March 20th, 2017


What Alyosha Did Next

The Brothers Karamazov seems complete in itself but is actually half of an imagined but non-existent whole. Dostoevsky announces a sequel in the author's remarks at the beginning of the existing novel but died before he was able to write it. We don't even have fragments. What we do have are the recollections of friends and colleagues to whom he revealed the schematic.

According to them the sequel- perhaps to be called The Children- would have been set "in the present"- that is to say in the 1880s- a couple of decades on from the events of the Brothers Karamazov. Ivan and Dimitri were no longer to be central characters and Alyosha- now a political radical- was going to attempt a terrorist outrage- perhaps the assassination of the tsar- and then suffer execution. Also projected was his career as the village schoolmaster, marriage to Lise and an affair- this really is a bolt from the blue- with Grushenka.

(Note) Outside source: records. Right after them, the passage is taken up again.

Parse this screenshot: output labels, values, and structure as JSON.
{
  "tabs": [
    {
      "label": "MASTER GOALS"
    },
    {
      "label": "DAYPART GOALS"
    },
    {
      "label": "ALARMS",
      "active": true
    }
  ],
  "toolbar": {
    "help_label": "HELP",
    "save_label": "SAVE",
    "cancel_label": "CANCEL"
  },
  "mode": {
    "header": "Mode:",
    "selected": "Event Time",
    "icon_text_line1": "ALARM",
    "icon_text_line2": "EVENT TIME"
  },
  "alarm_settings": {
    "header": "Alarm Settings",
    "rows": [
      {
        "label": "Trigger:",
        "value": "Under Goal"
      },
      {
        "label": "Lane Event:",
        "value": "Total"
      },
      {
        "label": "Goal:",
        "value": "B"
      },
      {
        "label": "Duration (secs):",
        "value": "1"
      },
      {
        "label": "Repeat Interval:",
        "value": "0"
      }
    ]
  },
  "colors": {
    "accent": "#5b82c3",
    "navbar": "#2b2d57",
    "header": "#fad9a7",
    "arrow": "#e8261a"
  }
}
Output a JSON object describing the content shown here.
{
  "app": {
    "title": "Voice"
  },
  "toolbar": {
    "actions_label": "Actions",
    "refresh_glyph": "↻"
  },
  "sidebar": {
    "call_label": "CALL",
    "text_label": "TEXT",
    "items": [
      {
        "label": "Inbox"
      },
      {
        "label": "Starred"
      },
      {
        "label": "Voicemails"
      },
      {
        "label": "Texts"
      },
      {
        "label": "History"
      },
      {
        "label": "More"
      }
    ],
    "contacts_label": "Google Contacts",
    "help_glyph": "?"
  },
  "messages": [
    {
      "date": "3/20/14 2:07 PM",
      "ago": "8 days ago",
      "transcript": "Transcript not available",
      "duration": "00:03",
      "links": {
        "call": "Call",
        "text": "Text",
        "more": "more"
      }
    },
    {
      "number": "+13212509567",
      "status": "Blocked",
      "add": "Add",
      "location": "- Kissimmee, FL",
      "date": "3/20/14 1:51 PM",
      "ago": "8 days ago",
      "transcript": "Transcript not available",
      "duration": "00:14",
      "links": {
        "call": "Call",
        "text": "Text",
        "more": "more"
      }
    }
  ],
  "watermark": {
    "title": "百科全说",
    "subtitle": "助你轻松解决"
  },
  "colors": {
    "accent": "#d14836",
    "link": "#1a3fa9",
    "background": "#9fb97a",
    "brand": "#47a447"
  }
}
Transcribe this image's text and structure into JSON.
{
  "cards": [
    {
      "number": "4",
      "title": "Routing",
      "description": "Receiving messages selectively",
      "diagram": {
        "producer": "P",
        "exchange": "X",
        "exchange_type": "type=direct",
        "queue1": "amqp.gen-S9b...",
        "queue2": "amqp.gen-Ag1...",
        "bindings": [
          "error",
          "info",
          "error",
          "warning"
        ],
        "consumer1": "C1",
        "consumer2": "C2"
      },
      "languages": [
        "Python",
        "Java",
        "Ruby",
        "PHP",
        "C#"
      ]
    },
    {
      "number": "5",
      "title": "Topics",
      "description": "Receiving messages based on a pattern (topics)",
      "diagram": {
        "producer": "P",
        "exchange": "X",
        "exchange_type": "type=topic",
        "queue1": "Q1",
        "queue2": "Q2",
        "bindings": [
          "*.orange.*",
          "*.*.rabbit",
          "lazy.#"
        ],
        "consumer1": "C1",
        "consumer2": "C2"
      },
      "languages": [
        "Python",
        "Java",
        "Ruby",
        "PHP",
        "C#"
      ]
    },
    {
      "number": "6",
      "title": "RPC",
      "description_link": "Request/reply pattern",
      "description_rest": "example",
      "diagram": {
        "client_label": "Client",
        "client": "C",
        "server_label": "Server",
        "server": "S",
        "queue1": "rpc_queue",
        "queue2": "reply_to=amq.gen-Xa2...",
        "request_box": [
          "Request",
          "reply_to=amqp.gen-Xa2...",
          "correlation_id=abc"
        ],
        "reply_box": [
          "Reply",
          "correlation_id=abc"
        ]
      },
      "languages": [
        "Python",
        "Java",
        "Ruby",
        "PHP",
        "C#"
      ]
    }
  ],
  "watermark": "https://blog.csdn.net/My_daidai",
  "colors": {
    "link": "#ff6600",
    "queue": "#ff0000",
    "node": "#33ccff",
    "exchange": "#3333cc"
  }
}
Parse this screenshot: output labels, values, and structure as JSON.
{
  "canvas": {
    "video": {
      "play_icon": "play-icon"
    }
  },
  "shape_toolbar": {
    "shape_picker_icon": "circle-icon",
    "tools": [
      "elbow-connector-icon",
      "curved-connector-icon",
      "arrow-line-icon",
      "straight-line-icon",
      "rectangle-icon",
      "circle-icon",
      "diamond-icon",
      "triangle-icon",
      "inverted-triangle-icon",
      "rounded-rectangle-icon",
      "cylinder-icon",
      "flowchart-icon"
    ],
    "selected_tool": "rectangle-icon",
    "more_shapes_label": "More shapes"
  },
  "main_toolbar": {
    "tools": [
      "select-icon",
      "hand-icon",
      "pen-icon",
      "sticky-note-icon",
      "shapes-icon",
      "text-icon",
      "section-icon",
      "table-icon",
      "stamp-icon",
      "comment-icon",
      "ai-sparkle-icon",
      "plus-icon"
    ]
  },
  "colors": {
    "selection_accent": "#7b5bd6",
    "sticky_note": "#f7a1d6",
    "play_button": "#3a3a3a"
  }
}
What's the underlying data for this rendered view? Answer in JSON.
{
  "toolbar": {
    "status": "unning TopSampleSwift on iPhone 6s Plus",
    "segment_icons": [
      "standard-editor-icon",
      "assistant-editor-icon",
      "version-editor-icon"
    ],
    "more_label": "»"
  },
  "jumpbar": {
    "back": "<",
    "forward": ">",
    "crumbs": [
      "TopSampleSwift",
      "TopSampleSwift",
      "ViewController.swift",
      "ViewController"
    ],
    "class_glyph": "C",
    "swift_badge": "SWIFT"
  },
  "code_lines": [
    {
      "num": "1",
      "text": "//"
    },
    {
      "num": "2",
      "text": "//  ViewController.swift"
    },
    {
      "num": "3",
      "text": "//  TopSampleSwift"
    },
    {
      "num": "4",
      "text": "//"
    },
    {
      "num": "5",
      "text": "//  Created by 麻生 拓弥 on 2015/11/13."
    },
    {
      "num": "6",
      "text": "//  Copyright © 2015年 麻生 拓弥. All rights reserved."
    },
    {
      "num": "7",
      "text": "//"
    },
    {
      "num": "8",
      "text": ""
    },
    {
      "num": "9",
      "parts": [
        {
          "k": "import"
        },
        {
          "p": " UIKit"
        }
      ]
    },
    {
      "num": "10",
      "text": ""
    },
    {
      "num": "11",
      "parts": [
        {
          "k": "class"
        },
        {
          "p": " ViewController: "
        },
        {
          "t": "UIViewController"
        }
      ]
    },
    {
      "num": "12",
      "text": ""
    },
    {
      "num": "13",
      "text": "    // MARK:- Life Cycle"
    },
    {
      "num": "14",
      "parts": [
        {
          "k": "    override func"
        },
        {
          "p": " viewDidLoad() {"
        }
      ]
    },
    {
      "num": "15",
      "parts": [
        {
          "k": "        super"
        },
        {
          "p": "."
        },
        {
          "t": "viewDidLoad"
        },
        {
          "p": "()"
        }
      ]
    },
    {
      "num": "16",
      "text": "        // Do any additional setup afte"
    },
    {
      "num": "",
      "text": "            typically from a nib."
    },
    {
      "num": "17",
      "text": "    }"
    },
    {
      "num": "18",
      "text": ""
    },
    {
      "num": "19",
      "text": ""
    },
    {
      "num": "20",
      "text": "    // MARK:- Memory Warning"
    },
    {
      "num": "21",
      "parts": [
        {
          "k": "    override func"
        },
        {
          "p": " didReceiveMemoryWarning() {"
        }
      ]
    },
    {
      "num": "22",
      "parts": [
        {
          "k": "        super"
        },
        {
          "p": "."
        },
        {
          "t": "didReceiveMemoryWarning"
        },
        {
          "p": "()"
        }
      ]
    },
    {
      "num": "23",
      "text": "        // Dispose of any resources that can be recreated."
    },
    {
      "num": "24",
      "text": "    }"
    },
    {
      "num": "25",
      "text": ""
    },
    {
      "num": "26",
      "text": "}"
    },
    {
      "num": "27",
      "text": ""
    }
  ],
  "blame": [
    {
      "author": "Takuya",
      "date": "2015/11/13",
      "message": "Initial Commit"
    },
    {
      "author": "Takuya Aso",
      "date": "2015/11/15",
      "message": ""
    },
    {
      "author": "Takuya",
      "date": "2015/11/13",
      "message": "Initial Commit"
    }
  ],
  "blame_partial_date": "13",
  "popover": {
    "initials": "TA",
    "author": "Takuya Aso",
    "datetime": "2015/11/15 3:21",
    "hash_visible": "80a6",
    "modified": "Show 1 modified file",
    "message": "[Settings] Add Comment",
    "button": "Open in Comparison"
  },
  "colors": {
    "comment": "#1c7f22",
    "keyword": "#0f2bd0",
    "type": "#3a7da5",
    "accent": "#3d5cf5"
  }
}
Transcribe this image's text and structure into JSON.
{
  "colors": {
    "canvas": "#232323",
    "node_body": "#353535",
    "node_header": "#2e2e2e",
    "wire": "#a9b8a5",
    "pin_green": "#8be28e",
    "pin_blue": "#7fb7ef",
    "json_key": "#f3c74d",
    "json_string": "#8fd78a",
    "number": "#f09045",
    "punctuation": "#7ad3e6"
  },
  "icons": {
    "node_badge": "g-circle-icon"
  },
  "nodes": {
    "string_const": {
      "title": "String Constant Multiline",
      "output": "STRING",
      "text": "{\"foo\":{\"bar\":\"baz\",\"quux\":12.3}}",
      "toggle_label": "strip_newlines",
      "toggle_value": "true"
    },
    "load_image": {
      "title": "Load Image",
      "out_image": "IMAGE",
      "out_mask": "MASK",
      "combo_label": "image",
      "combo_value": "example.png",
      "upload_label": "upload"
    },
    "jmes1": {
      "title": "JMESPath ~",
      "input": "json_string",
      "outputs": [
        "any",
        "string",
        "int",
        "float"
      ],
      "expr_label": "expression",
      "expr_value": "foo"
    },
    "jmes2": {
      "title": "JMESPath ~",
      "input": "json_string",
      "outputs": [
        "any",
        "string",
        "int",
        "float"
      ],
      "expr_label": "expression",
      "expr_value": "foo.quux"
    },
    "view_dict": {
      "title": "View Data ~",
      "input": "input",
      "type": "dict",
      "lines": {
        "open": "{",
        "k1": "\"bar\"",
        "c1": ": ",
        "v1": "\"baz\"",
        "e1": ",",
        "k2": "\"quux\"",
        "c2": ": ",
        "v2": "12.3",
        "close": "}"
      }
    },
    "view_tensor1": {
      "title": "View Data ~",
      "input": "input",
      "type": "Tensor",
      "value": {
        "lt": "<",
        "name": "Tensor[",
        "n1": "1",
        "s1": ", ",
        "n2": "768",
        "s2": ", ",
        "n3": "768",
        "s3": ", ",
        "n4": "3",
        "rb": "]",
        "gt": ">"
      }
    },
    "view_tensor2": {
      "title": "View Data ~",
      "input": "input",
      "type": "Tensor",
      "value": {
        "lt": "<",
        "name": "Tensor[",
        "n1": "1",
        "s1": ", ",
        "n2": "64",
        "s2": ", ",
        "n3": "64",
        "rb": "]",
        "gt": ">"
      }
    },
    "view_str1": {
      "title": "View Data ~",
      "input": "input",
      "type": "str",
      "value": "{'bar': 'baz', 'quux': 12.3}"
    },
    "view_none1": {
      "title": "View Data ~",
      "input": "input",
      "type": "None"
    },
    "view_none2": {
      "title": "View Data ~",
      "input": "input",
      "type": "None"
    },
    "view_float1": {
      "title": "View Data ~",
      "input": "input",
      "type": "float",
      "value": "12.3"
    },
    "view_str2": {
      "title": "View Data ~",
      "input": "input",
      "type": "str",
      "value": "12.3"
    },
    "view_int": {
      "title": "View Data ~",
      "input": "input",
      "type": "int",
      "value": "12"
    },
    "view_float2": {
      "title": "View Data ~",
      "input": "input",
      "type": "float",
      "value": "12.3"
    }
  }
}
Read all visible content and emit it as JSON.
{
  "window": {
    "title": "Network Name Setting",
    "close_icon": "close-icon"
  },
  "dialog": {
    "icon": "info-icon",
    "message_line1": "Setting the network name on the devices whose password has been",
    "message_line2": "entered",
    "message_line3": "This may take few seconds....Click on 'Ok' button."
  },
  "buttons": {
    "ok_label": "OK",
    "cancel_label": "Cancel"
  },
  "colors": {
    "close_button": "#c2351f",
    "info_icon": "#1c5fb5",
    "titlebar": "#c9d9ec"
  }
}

Much of this is a little shocking. But reading the existing novel in the light of the intended denouement one picks up all sorts of little hints and foreshadowings. Grushenka's fascination with Alyosha is going to have long-term consequences.  Lise's character arc will be completed. The startling change of tone that comes with the sudden prominence accorded  Kolya Krassotkin makes sense if he is to figure in the sequel as Alyosha's political disciple and right-hand man.

Do I regret that The Children was never written? Of course, of course. Would it have complemented the existing novel or diminished it?  Who can say.